As far as the medical community goes, 3-D printing of replacement organs and human tissue to test new drugs remain just barely science fiction. But custom-made patches to fill gaps in skulls and DIY hand prostheses are science fact.

So, too, are dissolvable splints made at the University of Michigan for babies whose airways collapse. U-M’s Dr. Glenn Green, a complex airway reconstruction specialist, has implanted several of these splints, designed to help until the cartilage in a baby’s trachea can develop and stay open on its own.

Green’s colleague Dr. Scott Hollister, who 3-D prints the babies’ splints, also made a dissolvable prosthetic jawbone for a man in Milan that was seeded with “growth factor” — a substance to stimulate cellular growth. The idea is that, as the man’s own replacement bone grows, the prosthesis will dissolve, just like the babies’ splints.

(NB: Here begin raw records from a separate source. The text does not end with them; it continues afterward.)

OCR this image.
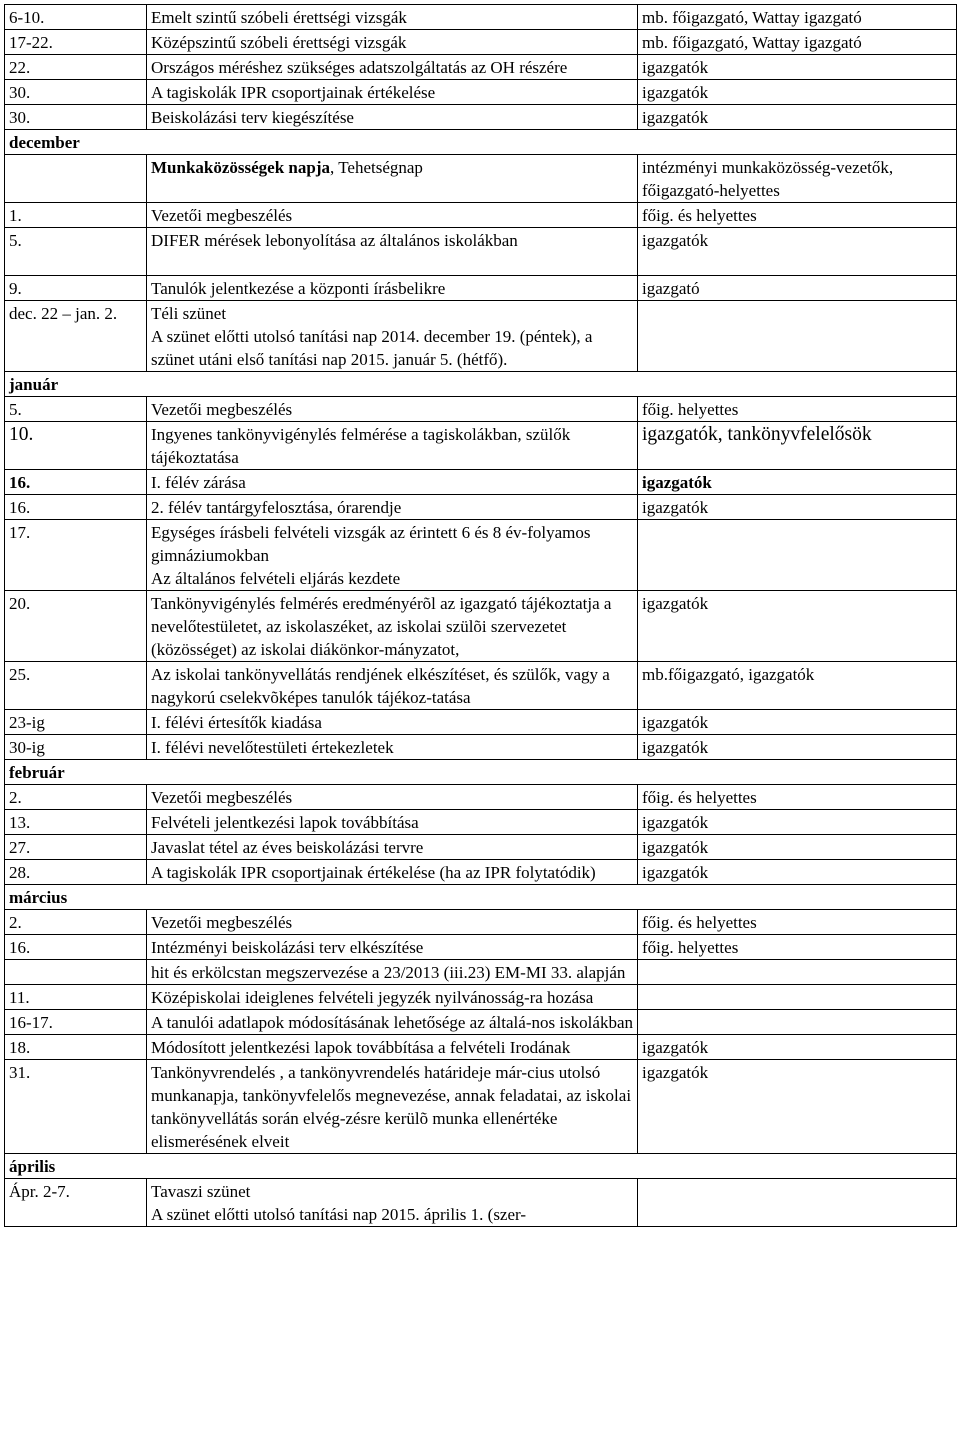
6-10.	Emelt szintű szóbeli érettségi vizsgák	mb. főigazgató, Wattay igazgató
17-22.	Középszintű szóbeli érettségi vizsgák	mb. főigazgató, Wattay igazgató
22.	Országos méréshez szükséges adatszolgáltatás az OH részére	igazgatók
30.	A tagiskolák IPR csoportjainak értékelése	igazgatók
30.	Beiskolázási terv kiegészítése	igazgatók
december		
	Munkaközösségek napja, Tehetségnap	intézményi munkaközösség-vezetők, főigazgató-helyettes
1.	Vezetői megbeszélés	főig. és helyettes
5.	DIFER mérések lebonyolítása az általános iskolákban	igazgatók
9.	Tanulók jelentkezése a központi írásbelikre	igazgató
dec. 22 – jan. 2.	Téli szünet
A szünet előtti utolsó tanítási nap 2014. december 19. (péntek), a szünet utáni első tanítási nap 2015. január 5. (hétfő).	
január		
5.	Vezetői megbeszélés	főig. helyettes
10.	Ingyenes tankönyvigénylés felmérése a tagiskolákban, szülők tájékoztatása	igazgatók, tankönyvfelelősök
16.	I. félév zárása	igazgatók
16.	2. félév tantárgyfelosztása, órarendje	igazgatók
17.	Egységes írásbeli felvételi vizsgák az érintett 6 és 8 év-folyamos gimnáziumokban
Az általános felvételi eljárás kezdete	
20.	Tankönyvigénylés felmérés eredményérõl az igazgató tájékoztatja a nevelőtestületet, az iskolaszéket, az iskolai szülõi szervezetet (közösséget) az iskolai diákönkor-mányzatot,	igazgatók
25.	Az iskolai tankönyvellátás rendjének elkészítéset, és szülők, vagy a nagykorú cselekvõképes tanulók tájékoz-tatása	mb.főigazgató, igazgatók
23-ig	I. félévi értesítők kiadása	igazgatók
30-ig	I. félévi nevelőtestületi értekezletek	igazgatók
február		
2.	Vezetői megbeszélés	főig. és helyettes
13.	Felvételi jelentkezési lapok továbbítása	igazgatók
27.	Javaslat tétel az éves beiskolázási tervre	igazgatók
28.	A tagiskolák IPR csoportjainak értékelése (ha az IPR folytatódik)	igazgatók
március		
2.	Vezetői megbeszélés	főig. és helyettes
16.	Intézményi beiskolázási terv elkészítése	főig. helyettes
	hit és erkölcstan megszervezése a 23/2013 (iii.23) EM-MI 33. alapján	
11.	Középiskolai ideiglenes felvételi jegyzék nyilvánosság-ra hozása	
16-17.	A tanulói adatlapok módosításának lehetősége az általá-nos iskolákban	
18.	Módosított jelentkezési lapok továbbítása a felvételi Irodának	igazgatók
31.	Tankönyvrendelés , a tankönyvrendelés határideje már-cius utolsó munkanapja, tankönyvfelelős megnevezése, annak feladatai, az iskolai tankönyvellátás során elvég-zésre kerülõ munka ellenértéke elismerésének elveit	igazgatók
április		
Ápr. 2-7.	Tavaszi szünet
A szünet előtti utolsó tanítási nap 2015. április 1. (szer-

Green and Hollister have also collaborated on a permanent trachea splint for adults with a life-threatening autoimmune disorder that weakens their airway cartilage.

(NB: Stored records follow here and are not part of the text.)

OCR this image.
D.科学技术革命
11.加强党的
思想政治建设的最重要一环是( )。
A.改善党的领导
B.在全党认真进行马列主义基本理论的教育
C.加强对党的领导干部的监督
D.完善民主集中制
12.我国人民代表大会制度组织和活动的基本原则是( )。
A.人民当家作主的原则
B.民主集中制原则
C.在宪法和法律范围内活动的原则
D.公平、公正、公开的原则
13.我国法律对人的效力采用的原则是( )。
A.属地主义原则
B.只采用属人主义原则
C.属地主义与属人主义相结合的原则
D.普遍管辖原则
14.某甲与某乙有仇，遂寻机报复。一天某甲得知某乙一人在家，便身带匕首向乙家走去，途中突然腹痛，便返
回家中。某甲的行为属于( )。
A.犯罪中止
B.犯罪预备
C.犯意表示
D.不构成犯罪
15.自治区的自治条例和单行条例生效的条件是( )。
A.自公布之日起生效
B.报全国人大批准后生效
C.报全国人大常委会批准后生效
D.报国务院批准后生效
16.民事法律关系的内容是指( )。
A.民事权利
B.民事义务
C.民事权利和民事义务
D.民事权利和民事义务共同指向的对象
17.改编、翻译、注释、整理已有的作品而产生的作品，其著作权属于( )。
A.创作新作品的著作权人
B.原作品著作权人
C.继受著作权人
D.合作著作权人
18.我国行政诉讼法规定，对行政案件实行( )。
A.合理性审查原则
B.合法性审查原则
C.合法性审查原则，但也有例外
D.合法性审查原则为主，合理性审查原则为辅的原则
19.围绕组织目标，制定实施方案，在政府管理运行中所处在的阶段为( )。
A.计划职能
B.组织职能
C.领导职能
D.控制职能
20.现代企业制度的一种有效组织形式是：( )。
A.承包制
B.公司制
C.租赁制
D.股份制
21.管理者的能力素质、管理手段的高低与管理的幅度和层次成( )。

“If somebody’s going to die immediately we can put it in,” Green says.

Hollister, who’s been 3-D printing since 1996, also has ongoing pre-clinical studies for replacement ears and noses; arm, leg, and facial bones; and devices for spinal fusion. “In the future, we would print a scaffold and seed it with cells,” he explains, referring to a person’s own stem and growth factor cells.

Meanwhile, Henry Ford Hospital is taking some of the guesswork out of catheter-based aortic valve replacements by printing 3-D models of patients’ hearts that doctors use to determine a more exact valve size.

“We simply don’t have adequate sizing tools,” says Dr. William O’Neill, medical director of Henry Ford’s Center for Structural Heart Disease.

That’s important because an undersized replacement valve can leak and lead to heart failure, O’Neill explains. Even a correctly sized implant could interfere with other structures inside the vital organ and block blood flow if not placed correctly, he explains. In addition, knowing in advance what to expect can speed the procedure and reduce a patient’s time under anesthesia.

O’Neill says Ford plans to formally study using old measuring techniques vs. using 3-D models.

“If it works for us we want to demonstrate it so other people could use it,” he says.

At Beaumont, Chaiyasate has another use for 3-D printed models, in addition to enlightening patients and parents: He uses them to plan his surgeries. Lines he’s made with permanent marker on his “library” of models show where he cut the skull during complex microsurgeries on children and adults. In surgeries more intricate than Jonah’s, whose skull was cut in two, some sections are also marked with letters, like misshapen Scrabble tiles, to help him reassemble the skull.

“Could we do it without 3-D?” Chaiyasate asks. “I think we could, but it would be less precise. In the past, we just eyeballed it and did a lot of guessing.”